A Busy Week for Data Privacy
There’s been quite a week for those keeping an eye on data privacy regulation. The Federal Trade Commission pushes to renew the Privacy Shield — a data transfer pact between the US and the EU. European lawmakers, however, are skeptical about it, arguing that some US-based companies aren’t fulfilling their obligations. Facebook is facing yet another wave of Cambridge Analytica repercussions: the UK fined the company for $644,000, while the EU Parliament members urged the company to agree to data protection audit. As a cherry on top, it’s worth noting, that since the introduction of the GDPR, Google has gained even more coverage in the EU, and smaller companies struggled. Here is a brief recap of the most notable cases.
The Privacy Shield
On October 24th, at a U.S. Chamber summit in Washington Andrew Smith, Director of the Federal Trade Commission’s Bureau of Consumer Protection, said that the renewal of the Privacy Shield, is the top priority for the FTC. The Privacy Shield is a pact entitling the compliant companies to transfer data between the US and the EU since 2016. The EU is now deciding whether to renew the pact as some Parliament members are concerned about the US’s ability to fulfill its obligations. In this case the FTC is responsible for the certified companies’ compliance with the framework.
“It’s an extremely important arrangement that Commerce and the [European Commission] have agreed to, and it supports hundreds of billions of dollars in transatlantic data flows. We at the FTC have an important role to play because we are the ones who are responsible for enforcing that Privacy Shield framework against companies that fail to adhere to it,” Smith said.
Mr. Smith also mentioned the FTC’s enforcement efforts against the companies that lied about their commitment to the Privacy Shield requirements. He also brought up five particular enforcement cases that took place within the last year and noted that they support the US argument for the renewal.
By now the EU has clearly shown that it takes data privacy seriously. The US-based companies, on the other hand, sometimes appear to be much less concerned.
Facebook Gets Another Fine And It’s Somewhat Lucky
The UK’s Information Commissioner’s Office fined Facebook under the now obsolete 1998 Data Protection Act for its misconduct in the Cambridge Analytica case. As the scandal occurred before the newer GDPR framework came into effect, the ICO imposed then maximum possible fine of £500,000 ($644,000). The regulator notes that the fine would be significantly higher, would the misconduct occur after May 2018.
“We considered these contraventions to be so serious we imposed the maximum penalty under the previous legislation. The fine would inevitably have been significantly higher under the GDPR”, said the UK Information Commissioner Elizabeth Denham.
Meanwhile, on October 25th, the EU’s lawmakers urged Facebook to “allow EU bodies to carry out a full audit to assess data protection and security of users’ personal data, following the scandal in which the data of 87 million Facebook users was improperly obtained, and misused.” The European Parliament members highlighted the urgency of preventing any possible manipulation with the EU elections and creating a new legal framework corresponding to the “digital reality.”
“This is a global issue, which has already affected our referenda and our elections. This resolution sets out the measures that are needed, including an independent audit of Facebook, an update to our competition rules, and additional measures to protect our elections. Action must be taken now, not just to restore trust in online platforms, but to protect citizens’ privacy and restore trust and confidence in our democratic systems,” said Civil Liberties Chair Claude Moraes.

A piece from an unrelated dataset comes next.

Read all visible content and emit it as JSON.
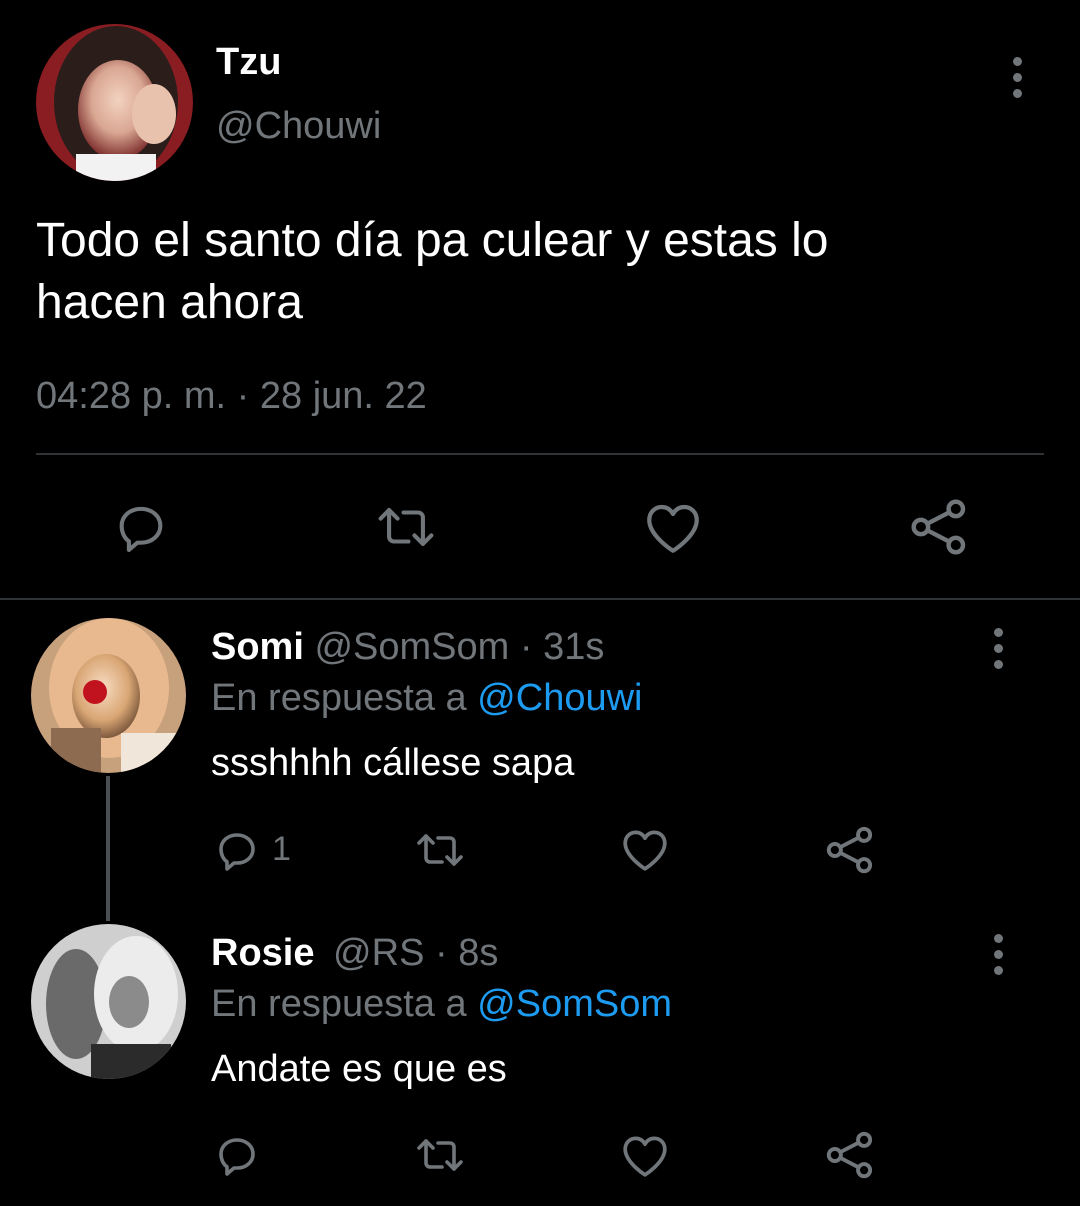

The EU urges Facebook to cooperate and allow the respective regulators to perform an exhaustive assessment of the company’s data protection measures and cybersecurity.
The GDPR Boosted Google’s Outreach in the EU
A research by the joint team from anti-tracking browser Cliqz and the tracker blocker tool Ghostery shows that the GDPR had a negative impact on adtech companies in the EU, leaving Google with less competition. Over the first months since the GDPR came into force the search giant’s website reach gained about 1%, while smaller companies lost 18–31%. The study included top 2 000 domains visited by the US or the EU residents.
“Google benefits indirectly from the effects of the GDPR, which led the online advertising market in Europe to become more concentrated, as the majority of advertisers lose market share. Google seems to have successfully taken advantage of the uncertainty around GDPR to further solidify its leading market position. On the other hand, many smaller competitors have been steadily losing market share since the GDPR came into effect,” reads the researchers’ blog post.
One wouldn’t be wrong calling this ironical. The legal framework adopted and praised in part because of the big tech corporations’, such as Google and Facebook, systemic misconduct is now weeding out their smaller competitors. Simply put, it is much easier for a large company to keep up with the costs of complying with all the requirements stated in the GDPR.
To sum up, the trend of stricting data privacy regulations and enforcement is getting stronger. The lawmakers react with more zeal to each subsequent evidence of noncompliance, especially since the Cambridge Analytica scandal revealed what an impact it can have on quite important things, such as presidential elections and nationwide referendums. However, the urge to enforce laws and restrictions for tech companies may as well lead to further market consolidation and giving the “big and evil” corporations unprecedented access to bigger data and thus bigger power.